N’existant à l’état sauvage que sur la montagne du Morne, le Trochetia boutoniana a été choisi comme fleur nationale le 12 mars 1992, comme symbole du statut de République auquel notre pays accédait alors. Reste à savoir si les autorités vont garder cette dénomination ou adopter la nouvelle, désormais reconnue par les biologistes. Le Ruizia boutoniana fleurit généralement de juin à octobre de ses jolies fleurs rouge orangé en forme de boucles d’oreille et forme un arbuste buissonnant qui peut atteindre deux à quatre mètres de haut. Il fait aussi partie des rares plantes au monde à délivrer un nectar coloré, rouge en l’occurrence, pour attirer ses principaux pollinisateurs, les geckos Phelsuma…

Il faut comprendre qu’aux critères de distinction descriptifs, liés à la morphologie, à l’anatomie et/ou à la palynologie (étude des pollens et des spores) de la plante, s’ajoutent depuis les années 1960 des analyses moléculaires permettant de déterminer l’ADN de ces espèces et donc, leur identité biologique de manière beaucoup plus précise qu’à l’époque des premières explorations. Avec ces nouveaux outils que les chercheurs développent, les révisions taxonomiques prennent également en compte l’évolution des espèces dans la nature, la façon dont elles ont pu par exemple se modifier sur le plan génétique, pour mieux s’adapter à un milieu donné, voire même se conformer aux évolutions de ce milieu (changement climatique, géologique, pollutions…), pour s’y adapter, ou migrer vers d’autres lieux plus favorables.

Tendance au déclin

Publiée dans la revue internationale de taxonomie, Taxon, cette étude concerne au total 98 espèces qui sont désormais classifiées sous 14 genres différents. Le genre Ruizia, qui ne concernait jusqu’en 2020 qu’une seule espèce (Ruizia cordata), regroupe désormais 13 espèces : six anciens Trochetia, une Astyria rosea, une Ruizia et cinq Dombeya… Cette révision générale de la nomenclature a aussi apporté l’émergence d’un nouveau genre malgache, les Hafotra…

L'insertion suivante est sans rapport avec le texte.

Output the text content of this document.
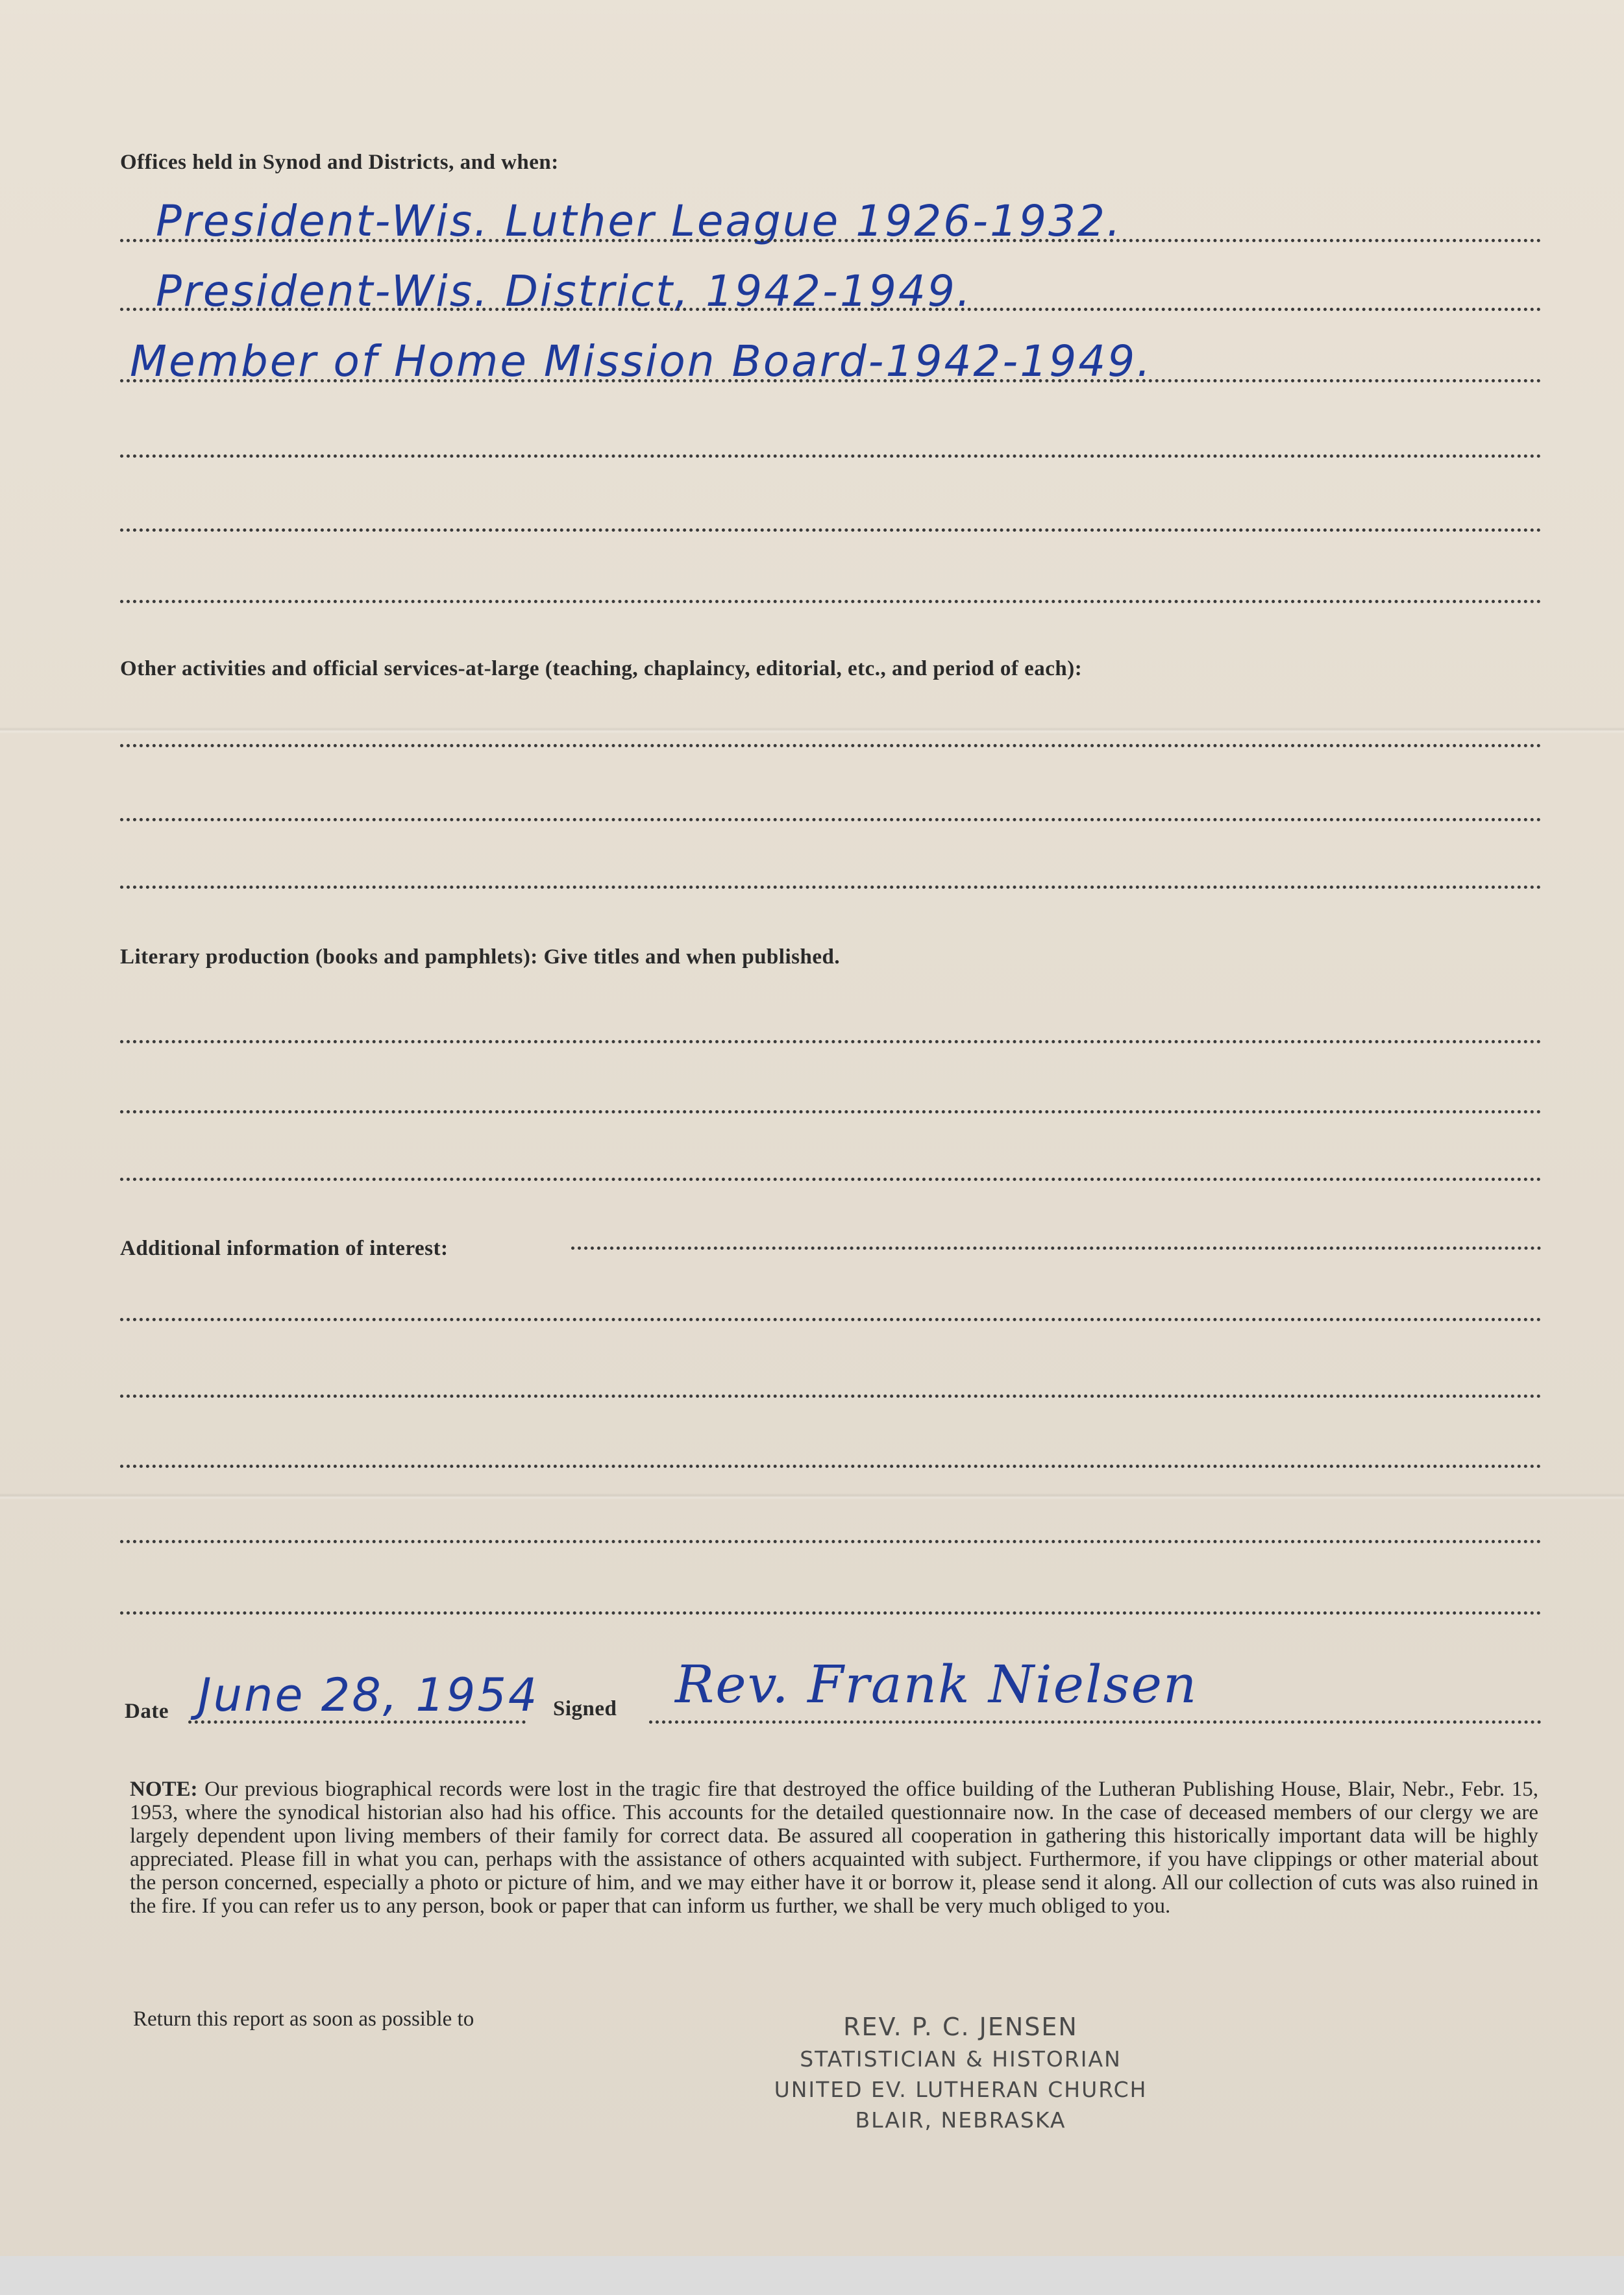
Offices held in Synod and Districts, and when:
President-Wis. Luther League 1926-1932.
President-Wis. District, 1942-1949.
Member of Home Mission Board-1942-1949.
Other activities and official services-at-large (teaching, chaplaincy, editorial, etc., and period of each):
Literary production (books and pamphlets): Give titles and when published.
Additional information of interest:
Date June 28, 1954 Signed Rev. Frank Nielsen
NOTE: Our previous biographical records were lost in the tragic fire that destroyed the office building of the Lutheran Publishing House, Blair, Nebr., Febr. 15, 1953, where the synodical historian also had his office. This accounts for the detailed questionnaire now. In the case of deceased members of our clergy we are largely dependent upon living members of their family for correct data. Be assured all cooperation in gathering this historically important data will be highly appreciated. Please fill in what you can, perhaps with the assistance of others acquainted with subject. Furthermore, if you have clippings or other material about the person concerned, especially a photo or picture of him, and we may either have it or borrow it, please send it along. All our collection of cuts was also ruined in the fire. If you can refer us to any person, book or paper that can inform us further, we shall be very much obliged to you.
Return this report as soon as possible to	REV. P. C. JENSEN
STATISTICIAN & HISTORIAN
UNITED EV. LUTHERAN CHURCH
BLAIR, NEBRASKA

Les différentes espèces de Ruizia (Trochetia pour synonyme) vivent dans des milieux différents et se développent assez rarement en « sympatrie » entre elles, auquel cas des hybridations pourraient avoir lieu. Certaines sont très rares dans la nature comme l’unique individu répertorié de R. mauritiana, les quatre derniers R. sevathiani, qui vivent dans les forêts relativement basses dans le parc national des gorges de Rivière-Noire, à l’extrémité nord.

Les autres espèces de Ruizia/Trochetia fleurissent sur des flancs et crêtes de montagne, sauf le T. blackburniana, qui préfère les fourrés bas et denses comme à Pétrin, Florin, etc. La tendance générale est malheureusement au déclin comme quasiment pour toutes les autres espèces indigènes d’ailleurs, celui-ci étant d’ailleurs parfois rapide (en 12 ans, la moitié des individus de l’ex D. sevathiani ont disparu).